July 21, 2012
W.Va. considers future of sterilization law
Mark Bold
Advertiser

CHARLESTON, W.Va. -- West Virginia officials are deciding if they should update or repeal a part of state law that covers involuntary sterilizations for "mentally incompetent" people.

At least one advocate thinks they should completely strike the law -- and should offer compensation to people who might have been involuntarily sterilized in the past, as other states recently have done. His group is considering some kind of legal challenge against the state.

West Virginia's circuit courts still can approve sterilizations for "mental defectives," according to Article 27-16-1 in the West Virginia State Code.

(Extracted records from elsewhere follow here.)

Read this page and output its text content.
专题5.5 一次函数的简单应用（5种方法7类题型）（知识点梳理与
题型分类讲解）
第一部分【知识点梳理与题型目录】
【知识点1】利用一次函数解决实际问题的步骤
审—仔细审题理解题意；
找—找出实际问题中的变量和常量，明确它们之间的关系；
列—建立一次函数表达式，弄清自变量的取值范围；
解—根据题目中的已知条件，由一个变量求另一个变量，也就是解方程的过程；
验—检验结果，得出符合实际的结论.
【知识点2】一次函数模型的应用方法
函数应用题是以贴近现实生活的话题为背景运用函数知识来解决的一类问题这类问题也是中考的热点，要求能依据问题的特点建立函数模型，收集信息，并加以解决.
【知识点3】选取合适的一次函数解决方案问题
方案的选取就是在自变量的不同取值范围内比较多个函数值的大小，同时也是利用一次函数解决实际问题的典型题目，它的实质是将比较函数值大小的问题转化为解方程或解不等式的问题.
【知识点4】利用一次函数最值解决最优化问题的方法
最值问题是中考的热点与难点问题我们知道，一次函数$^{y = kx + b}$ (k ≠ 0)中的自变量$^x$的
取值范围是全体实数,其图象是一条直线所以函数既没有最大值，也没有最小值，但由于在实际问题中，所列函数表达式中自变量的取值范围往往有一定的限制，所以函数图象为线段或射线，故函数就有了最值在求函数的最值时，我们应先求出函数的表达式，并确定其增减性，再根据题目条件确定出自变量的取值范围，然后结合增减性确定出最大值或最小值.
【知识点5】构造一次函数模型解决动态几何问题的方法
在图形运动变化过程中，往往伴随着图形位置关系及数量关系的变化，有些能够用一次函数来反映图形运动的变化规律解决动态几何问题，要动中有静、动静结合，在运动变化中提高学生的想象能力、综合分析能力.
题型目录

"Whenever any parent, guardian, committee or authority responsible for a person who has been declared mentally incompetent shall be of the opinion that it is in said person's best interest and the best interest of society that the said person be sterilized, such parent, guardian, committee or authority shall apply to the circuit court of the county of which such incompetent person is a resident or where he may be found," the law says.

The court may then enter a legal order designating "a duly licensed physician" to perform the "sterilization procedures."

Marsha Dadisman, spokeswoman for the state Department of Health and Human Resources, said her agency's "Chapter 27 Rewrite Group is currently looking at this chapter of the code to update language that may be outdated."

The group includes DHHR staff members, client advocates, West Virginia Supreme Court representatives and representatives of behavioral health-care providers, Dadisman said.

Mark Bold of the Christian Law Institute in Lynchburg, Va., wants West Virginia to repeal the law completely. West Virginia is the only state that still has such a law on its books, Bold told the Gazette-Mail earlier this month.

"We call on West Virginia to repeal their unconstitutional law and to recognize that the right to have children is a fundamental right for all West Virginians," Bold said.

He also hopes "to get victims to come forward" and perhaps collect payments to compensate them for being sterilized.

Bold said North Carolina is giving $50,000 in compensation to each person who comes forward who underwent state-approved sterilization -- although legislators passed a budget this year that doesn't include any money to pay them.

Bold does not know how many people in West Virginia were sterilized against their will, much less how many of them would still be alive.

Dadisman said the DHHR wouldn't necessarily know about all of the cases, either.

"The law does not require cases be reported to the DHHR. The only involvement that [the] DHHR may have is if we bring a petition to the court involving a client in our care," she said. "[The] DHHR has not done so in many years."

Supreme Court spokeswoman Jennifer Bundy said West Virginia's forced-sterilization law hasn't been invoked since the middle of the 20th century.

"The last time this law was ever used [in West Virginia] was in the 1950s," Bundy said. "It was the last time this ever happened."

Local judges who have been on the bench for decades said no one has ever tried to use the law in their courtrooms.